Projection

dattri.func.projection.random_project(feature: Dict[str, Tensor] | Tensor, feature_batch_size: int, proj_dim: int, proj_max_batch_size: int, device: str, proj_seed: int = 0, *, use_half_precision: bool = True) Callable

Randomly projects the features to a smaller dimension.

Parameters:
  • feature (Union[Dict[str, Tensor], Tensor]) – The feature needs to be projected. This can simple be a tensor with size [feature_batch_size, feature_dim]. Or typically, if the this is gradient of some torch.nn.Module models, it will have the structure similar to the result of model.named_parameters().

  • feature_batch_size (int) – The batch size of each tensor in the feature about to be projected. The typical type of feature are gradients of torch.nn.Module model but can restricted to this.

  • proj_dim (int) – Dimension of the projected feature.

  • proj_max_batch_size (int) – The maximum batch size used by fast_jl if the CudaProjector is used. Must be a multiple of 8. The maximum batch size is 32 for A100 GPUs, 16 for V100 GPUs, 40 for H100 GPUs.

  • device (str) – “cuda” or “cpu”.

  • proj_seed (int) – Random seed used by the projector. Defaults to 0.

  • use_half_precision (bool) – If True, torch.float16 will be used for all computations and arrays will be stored in torch.float16.

Returns:

A function that takes projects feature to a smaller dimension.

dattri.func.projection.arnoldi_project(feature_dim: int, func: Callable, x: List, argnums: int = 0, proj_dim: int = 100, max_iter: int = 100, norm_constant: float = 1.0, tol: float = 1e-07, mode: str = 'rev-fwd', regularization: float = 0.0, seed: int = 0, device: torch.device = 'cpu') Callable

Apply Arnoldi algorithm to approximate iHVP.

Parameters:
  • feature_dim (int) – Dimension of the features to be projected. Typically, this equals the number of parameters in the model (dimension of the gradient vectors).

  • func (Callable) – A Python function that takes one or more arguments. Must return a single-element Tensor. The Hessian will be calculated on this function. The positional arguments to func must all be Tensors.

  • x (List) – List of arguments for func.

  • argnums (int) – An integer defaulting to 0. Specifies which argument of func to compute Hessian with respect to.

  • proj_dim (int) – Dimension after the projection. This corresponds to the number of top eigenvalues (top-k eigenvalues) to keep for the Hessian approximation.

  • max_iter (int) – An integer defaulting to 100. Specifies the maximum iteration to calculate the ihvp through Arnoldi Iteration.

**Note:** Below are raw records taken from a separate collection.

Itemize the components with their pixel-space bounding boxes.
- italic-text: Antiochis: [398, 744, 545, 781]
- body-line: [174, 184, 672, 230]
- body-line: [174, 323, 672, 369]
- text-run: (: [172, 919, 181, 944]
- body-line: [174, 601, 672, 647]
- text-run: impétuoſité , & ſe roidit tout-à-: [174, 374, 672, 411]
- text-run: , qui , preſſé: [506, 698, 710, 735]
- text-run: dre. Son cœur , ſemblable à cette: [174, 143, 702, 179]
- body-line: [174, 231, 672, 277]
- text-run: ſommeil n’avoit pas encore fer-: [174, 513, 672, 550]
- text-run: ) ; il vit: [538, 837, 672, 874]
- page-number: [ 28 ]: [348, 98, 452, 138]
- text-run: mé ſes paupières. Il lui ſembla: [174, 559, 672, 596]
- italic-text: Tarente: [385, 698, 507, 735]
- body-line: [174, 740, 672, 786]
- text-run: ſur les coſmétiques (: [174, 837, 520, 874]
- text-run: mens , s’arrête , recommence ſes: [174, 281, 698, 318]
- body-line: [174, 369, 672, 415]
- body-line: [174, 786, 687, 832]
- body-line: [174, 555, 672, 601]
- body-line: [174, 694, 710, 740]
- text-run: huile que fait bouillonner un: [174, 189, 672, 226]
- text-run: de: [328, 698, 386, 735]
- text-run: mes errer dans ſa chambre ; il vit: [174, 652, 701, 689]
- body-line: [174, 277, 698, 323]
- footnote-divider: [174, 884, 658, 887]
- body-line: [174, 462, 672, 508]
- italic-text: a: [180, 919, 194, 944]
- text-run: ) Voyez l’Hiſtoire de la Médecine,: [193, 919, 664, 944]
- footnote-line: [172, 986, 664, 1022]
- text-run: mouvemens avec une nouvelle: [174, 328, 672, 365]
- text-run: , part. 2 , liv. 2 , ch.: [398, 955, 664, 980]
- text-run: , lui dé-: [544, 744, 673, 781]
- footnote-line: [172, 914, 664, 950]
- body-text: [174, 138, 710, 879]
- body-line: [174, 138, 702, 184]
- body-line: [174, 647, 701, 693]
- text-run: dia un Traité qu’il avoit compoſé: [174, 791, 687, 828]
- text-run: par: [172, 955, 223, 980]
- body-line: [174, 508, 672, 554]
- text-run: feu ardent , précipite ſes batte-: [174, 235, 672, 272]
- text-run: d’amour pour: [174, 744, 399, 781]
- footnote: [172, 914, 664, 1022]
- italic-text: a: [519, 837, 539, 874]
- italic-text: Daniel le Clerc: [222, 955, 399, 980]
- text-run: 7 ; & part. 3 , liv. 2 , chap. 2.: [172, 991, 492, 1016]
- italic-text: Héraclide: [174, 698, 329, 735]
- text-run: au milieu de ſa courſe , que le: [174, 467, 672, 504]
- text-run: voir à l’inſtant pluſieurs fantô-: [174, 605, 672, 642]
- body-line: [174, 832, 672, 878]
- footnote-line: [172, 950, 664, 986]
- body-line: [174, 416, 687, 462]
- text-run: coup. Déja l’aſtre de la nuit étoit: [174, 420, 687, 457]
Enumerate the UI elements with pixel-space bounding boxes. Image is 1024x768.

  • norm_constant (float) – A float defaulting to 1.0. Specifies a constant value for the norm of each projection. In some situations (e.g. with a large number of parameters) it might be advisable to set norm_constant > 1 to avoid dividing projection components by a large normalization factor.

  • tol (float) – A float defaulting to 1e-7. Specifies the break condition that decides if the algorithm has converged. If the torch.norm of the current basis vector is less than tol, then the algorithm is truncated.

  • mode (str) –

    The auto diff mode, which can have one of the following values: - rev-rev: calculate the Hessian with two reverse-mode auto-diff.

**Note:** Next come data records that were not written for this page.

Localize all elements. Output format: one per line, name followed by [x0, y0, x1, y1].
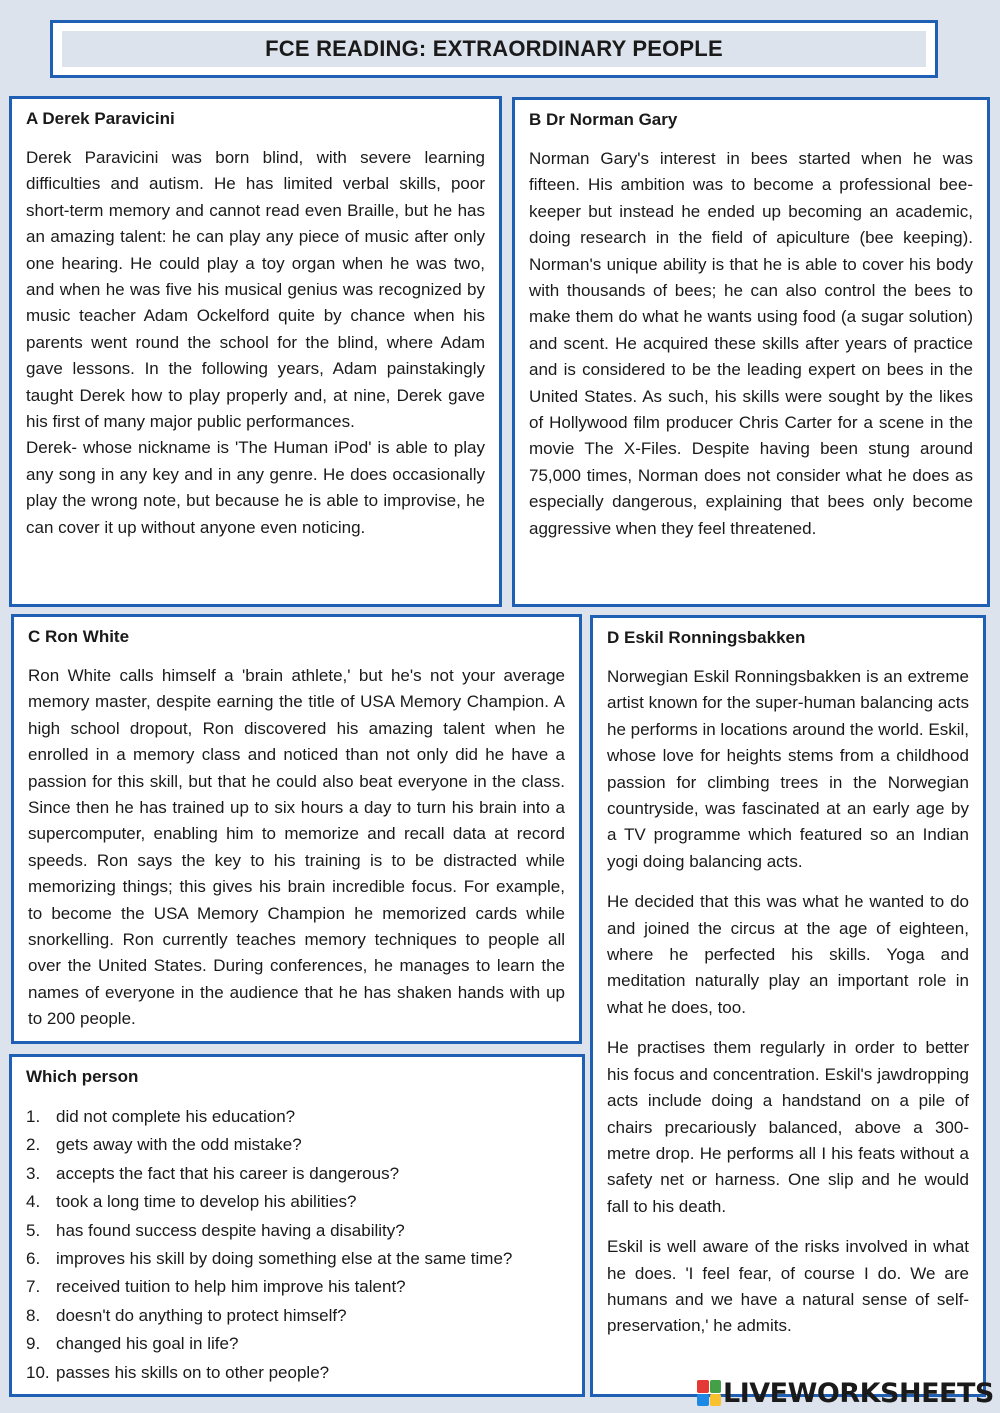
- question-item: [26, 1131, 568, 1159]
- question-number: 4.: [26, 1192, 41, 1212]
- question-text: took a long time to develop his abilities?: [56, 1192, 357, 1212]
- question-text: doesn't do anything to protect himself?: [56, 1305, 347, 1325]
- question-number: 3.: [26, 1163, 41, 1183]
- question-text: changed his goal in life?: [56, 1334, 239, 1354]
- question-text: accepts the fact that his career is dangerous?: [56, 1163, 400, 1183]
- question-item: [26, 1245, 568, 1273]
- logo-square: [710, 1380, 722, 1393]
- section-d-panel: [590, 615, 986, 1397]
- question-number: 8.: [26, 1305, 41, 1325]
- logo-square: [710, 1394, 722, 1407]
- question-text: has found success despite having a disability?: [56, 1220, 405, 1240]
- section-a-paragraph: Derek Paravicini was born blind, with severe learning difficulties and autism. He has limited verbal skills, poor short-term memory and cannot read even Braille, but he has an amazing talent: he can play any piece of music after only one hearing. He could play a toy organ when he was two, and when he was five his musical genius was recognized by music teacher Adam Ockelford quite by chance when his parents went round the school for the blind, where Adam gave lessons. In the following years, Adam painstakingly taught Derek how to play properly and, at nine, Derek gave his first of many major public performances.: [26, 148, 485, 432]
- question-number: 2.: [26, 1135, 41, 1155]
- question-number: 7.: [26, 1277, 41, 1297]
- watermark-text: LIVEWORKSHEETS: [723, 1377, 994, 1409]
- section-d-paragraph: Norwegian Eskil Ronningsbakken is an extreme artist known for the super-human balancing acts he performs in locations around the world. Eskil, whose love for heights stems from a childhood passion for climbing trees in the Norwegian countryside, was fascinated at an early age by a TV programme which featured so an Indian yogi doing balancing acts.: [607, 667, 969, 871]
- liveworksheets-logo-icon: [697, 1380, 721, 1406]
- question-number: 6.: [26, 1249, 41, 1269]
- section-d-paragraph: He decided that this was what he wanted to do and joined the circus at the age of eighteen, where he perfected his skills. Yoga and meditation naturally play an important role in what he does, too.: [607, 892, 969, 1017]
- question-item: [26, 1188, 568, 1216]
- section-b-panel: [512, 97, 990, 607]
- logo-square: [697, 1380, 709, 1393]
- logo-square: [697, 1394, 709, 1407]
- page-title: FCE READING: EXTRAORDINARY PEOPLE: [62, 31, 926, 67]
- questions-heading: Which person: [26, 1067, 139, 1086]
- section-c-heading: C Ron White: [28, 627, 130, 646]
- question-text: did not complete his education?: [56, 1107, 296, 1126]
- question-number: 5.: [26, 1220, 41, 1240]
- section-d-heading: D Eskil Ronningsbakken: [607, 628, 806, 647]
- title-banner: [50, 20, 938, 78]
- section-b-heading: B Dr Norman Gary: [529, 110, 678, 129]
- section-a-panel: [9, 96, 502, 607]
- question-number: 9.: [26, 1334, 41, 1354]
- liveworksheets-watermark: [697, 1378, 994, 1408]
- section-a-heading: A Derek Paravicini: [26, 109, 175, 128]
- questions-panel: [9, 1054, 585, 1397]
- section-a-paragraph: Derek- whose nickname is 'The Human iPod' is able to play any song in any key and in any genre. He does occasionally play the wrong note, but because he is able to improvise, he can cover it up without anyone even noticing.: [26, 438, 485, 537]
- question-item: [26, 1103, 568, 1131]
- question-text: gets away with the odd mistake?: [56, 1135, 302, 1155]
- question-text: passes his skills on to other people?: [56, 1362, 330, 1382]
- question-item: [26, 1359, 568, 1387]
- question-item: [26, 1217, 568, 1245]
- question-text: improves his skill by doing something else at the same time?: [56, 1249, 513, 1269]
- section-c-panel: [11, 614, 582, 1044]
- questions-list: [26, 1103, 568, 1387]
- section-c-paragraph: Ron White calls himself a 'brain athlete,' but he's not your average memory master, despite earning the title of USA Memory Champion. A high school dropout, Ron discovered his amazing talent when he enrolled in a memory class and noticed than not only did he have a passion for this skill, but that he could also beat everyone in the class. Since then he has trained up to six hours a day to turn his brain into a supercomputer, enabling him to memorize and recall data at record speeds. Ron says the key to his training is to be distracted while memorizing things; this gives his brain incredible focus. For example, to become the USA Memory Champion he memorized cards while snorkelling. Ron currently teaches memory techniques to people all over the United States. During conferences, he manages to learn the names of everyone in the audience that he has shaken hands with up to 200 people.: [28, 666, 565, 1029]
- question-text: received tuition to help him improve his talent?: [56, 1277, 406, 1297]
- question-item: [26, 1273, 568, 1301]
- question-item: [26, 1160, 568, 1188]
- question-item: [26, 1302, 568, 1330]
- section-b-paragraph: Norman Gary's interest in bees started when he was fifteen. His ambition was to become a professional bee-keeper but instead he ended up becoming an academic, doing research in the field of apiculture (bee keeping). Norman's unique ability is that he is able to cover his body with thousands of bees; he can also control the bees to make them do what he wants using food (a sugar solution) and scent. He acquired these skills after years of practice and is considered to be the leading expert on bees in the United States. As such, his skills were sought by the likes of Hollywood film producer Chris Carter for a scene in the movie The X-Files. Despite having been stung around 75,000 times, Norman does not consider what he does as especially dangerous, explaining that bees only become aggressive when they feel threatened.: [529, 149, 973, 538]
- section-d-paragraph: He practises them regularly in order to better his focus and concentration. Eskil's jawdropping acts include doing a handstand on a pile of chairs precariously balanced, above a 300-metre drop. He performs all I his feats without a safety net or harness. One slip and he would fall to his death.: [607, 1038, 969, 1216]
- section-d-paragraph: Eskil is well aware of the risks involved in what he does. 'I feel fear, of course I do. We are humans and we have a natural sense of self-preservation,' he admits.: [607, 1237, 969, 1336]
- question-number: 10.: [26, 1362, 50, 1382]
- question-item: [26, 1330, 568, 1358]
- question-number: 1.: [26, 1107, 41, 1126]
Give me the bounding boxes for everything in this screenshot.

    It has better compatibility while costing more memory.

    • rev-fwd: calculate the Hessian with the composition of reverse-mode and forward-mode. It’s more memory-efficient but may not be supported by some operators.

  • regularization (float) – A float defaulting to 0.0. Specifies the regularization term to be added to the Hessian vector product, which is useful for the later inverse calculation if the Hessian matrix is singular or ill-conditioned. Specifically, the regularization term is regularization * v.

  • seed (int) – Random seed used by the projector. Defaults to 0.

  • device (torch.device) – “cuda” or “cpu”. Defaults to “cpu”.

Returns:

A function that applies Arnoldi algorithm on input feature.